The De Faults in Robot and Monster is a rich family example.
The Petes on Goof Troop consist of a father who abuses one child while spoiling the other when he's not neglecting both of them (Pete), a mother who is usually yelling at her husband and daughter (Peg), a son who is emotionally damaged, disillusioned with his father, and impatient to leave home (PJ), and a Bratty Half-Pint daughter who gets on everyone's nerves (Pistol). They are the foil family for the main Quirky Household from whom the show takes its name, and when PJ is in focus (and occasionally when he's not) it's portrayed more as a Big Screwed-Up Family.
Wait Till Your Father Gets Home has a downplayed example. While the Boyles clearly love each other, Chet is a hippie college drop-out, Alice is a naive teenager who wants to be a sexually liberated woman, and Irma wants to expand her horizons outside of the home, so there's going to be some friction with Harry.
Averted with the Tasmanian Devil's family on Taz-Mania. An early article about the show stated that the producers wanted the family to be overly functional as opposed to dysfunctional.
The United States of America, in a similar sense.
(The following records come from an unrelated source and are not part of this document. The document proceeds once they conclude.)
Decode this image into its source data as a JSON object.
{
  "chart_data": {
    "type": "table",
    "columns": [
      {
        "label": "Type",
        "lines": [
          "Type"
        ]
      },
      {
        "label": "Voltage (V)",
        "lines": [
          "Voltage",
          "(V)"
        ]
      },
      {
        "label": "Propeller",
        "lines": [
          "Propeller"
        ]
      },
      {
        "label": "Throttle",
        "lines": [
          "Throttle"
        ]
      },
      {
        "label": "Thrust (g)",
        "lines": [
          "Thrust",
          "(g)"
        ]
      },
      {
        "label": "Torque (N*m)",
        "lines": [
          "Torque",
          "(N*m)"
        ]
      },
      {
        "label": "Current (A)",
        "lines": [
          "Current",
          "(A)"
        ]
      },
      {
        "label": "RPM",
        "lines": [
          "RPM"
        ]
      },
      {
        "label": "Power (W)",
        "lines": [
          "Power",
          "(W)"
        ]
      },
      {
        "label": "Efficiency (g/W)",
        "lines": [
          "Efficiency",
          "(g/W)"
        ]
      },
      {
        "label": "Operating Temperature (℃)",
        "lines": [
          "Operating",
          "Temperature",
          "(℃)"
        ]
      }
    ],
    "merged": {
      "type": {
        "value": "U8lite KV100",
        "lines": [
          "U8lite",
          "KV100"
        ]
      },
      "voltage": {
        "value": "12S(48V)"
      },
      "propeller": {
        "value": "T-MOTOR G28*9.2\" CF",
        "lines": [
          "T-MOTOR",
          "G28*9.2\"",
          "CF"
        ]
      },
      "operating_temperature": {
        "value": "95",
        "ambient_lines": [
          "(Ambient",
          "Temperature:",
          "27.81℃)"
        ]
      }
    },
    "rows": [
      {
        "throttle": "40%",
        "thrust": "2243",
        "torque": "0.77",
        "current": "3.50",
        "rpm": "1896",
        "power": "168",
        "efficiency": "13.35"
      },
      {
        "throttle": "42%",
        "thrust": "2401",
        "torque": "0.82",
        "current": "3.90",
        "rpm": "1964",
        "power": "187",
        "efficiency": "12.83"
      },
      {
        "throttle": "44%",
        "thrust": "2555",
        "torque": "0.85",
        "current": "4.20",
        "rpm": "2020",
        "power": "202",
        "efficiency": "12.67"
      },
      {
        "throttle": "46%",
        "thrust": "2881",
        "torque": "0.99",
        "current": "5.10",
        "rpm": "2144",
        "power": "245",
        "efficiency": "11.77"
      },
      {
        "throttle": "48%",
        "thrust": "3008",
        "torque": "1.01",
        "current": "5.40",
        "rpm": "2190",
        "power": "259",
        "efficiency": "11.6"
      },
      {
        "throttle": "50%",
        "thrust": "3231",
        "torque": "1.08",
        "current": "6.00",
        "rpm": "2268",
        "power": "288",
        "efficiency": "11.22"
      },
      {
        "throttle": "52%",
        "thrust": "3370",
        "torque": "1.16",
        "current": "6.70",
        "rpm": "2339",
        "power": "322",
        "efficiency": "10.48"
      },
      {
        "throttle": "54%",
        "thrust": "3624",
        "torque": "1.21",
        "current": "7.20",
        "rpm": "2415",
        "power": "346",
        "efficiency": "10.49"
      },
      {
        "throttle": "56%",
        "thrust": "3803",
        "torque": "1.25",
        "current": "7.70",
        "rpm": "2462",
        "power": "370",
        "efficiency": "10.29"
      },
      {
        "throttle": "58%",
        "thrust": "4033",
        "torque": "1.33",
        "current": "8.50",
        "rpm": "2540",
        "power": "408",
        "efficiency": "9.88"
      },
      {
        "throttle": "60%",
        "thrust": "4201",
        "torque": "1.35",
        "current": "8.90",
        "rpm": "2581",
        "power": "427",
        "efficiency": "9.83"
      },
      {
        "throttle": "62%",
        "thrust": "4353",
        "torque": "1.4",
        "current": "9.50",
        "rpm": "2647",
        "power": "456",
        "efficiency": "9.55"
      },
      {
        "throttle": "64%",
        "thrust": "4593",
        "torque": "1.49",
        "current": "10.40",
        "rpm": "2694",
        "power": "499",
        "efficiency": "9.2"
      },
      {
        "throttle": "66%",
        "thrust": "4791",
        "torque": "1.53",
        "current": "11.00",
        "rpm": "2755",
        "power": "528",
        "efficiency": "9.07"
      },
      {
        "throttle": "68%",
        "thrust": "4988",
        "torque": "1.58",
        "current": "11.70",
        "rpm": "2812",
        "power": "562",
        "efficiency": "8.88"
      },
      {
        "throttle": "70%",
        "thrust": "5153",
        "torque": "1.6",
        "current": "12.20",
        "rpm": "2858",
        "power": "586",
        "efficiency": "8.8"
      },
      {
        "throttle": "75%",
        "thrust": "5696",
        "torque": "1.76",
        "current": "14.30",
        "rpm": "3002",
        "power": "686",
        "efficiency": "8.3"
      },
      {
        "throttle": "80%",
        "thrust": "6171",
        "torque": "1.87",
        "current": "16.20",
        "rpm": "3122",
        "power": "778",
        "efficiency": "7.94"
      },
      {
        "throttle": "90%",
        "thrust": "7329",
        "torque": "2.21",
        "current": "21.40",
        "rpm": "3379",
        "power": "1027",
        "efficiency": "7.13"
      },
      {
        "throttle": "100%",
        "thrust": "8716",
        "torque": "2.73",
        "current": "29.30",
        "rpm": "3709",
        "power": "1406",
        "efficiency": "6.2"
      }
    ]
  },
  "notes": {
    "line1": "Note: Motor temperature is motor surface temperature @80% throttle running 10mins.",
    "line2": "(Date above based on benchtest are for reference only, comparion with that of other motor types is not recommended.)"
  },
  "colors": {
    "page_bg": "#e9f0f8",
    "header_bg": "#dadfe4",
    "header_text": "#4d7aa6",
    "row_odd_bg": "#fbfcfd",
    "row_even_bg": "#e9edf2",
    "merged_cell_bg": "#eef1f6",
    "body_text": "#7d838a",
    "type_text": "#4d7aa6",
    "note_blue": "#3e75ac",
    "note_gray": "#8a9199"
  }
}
Then again, though, you can look at the political atmospheres of any country and then you would see this.
Most people know at least one of these. Or are a part of one.
R.D. Laing had quipped, "There are no crazy people, only crazy families." This was after noting a number of his patients who became more functional independently became less so with time and proximity to their family.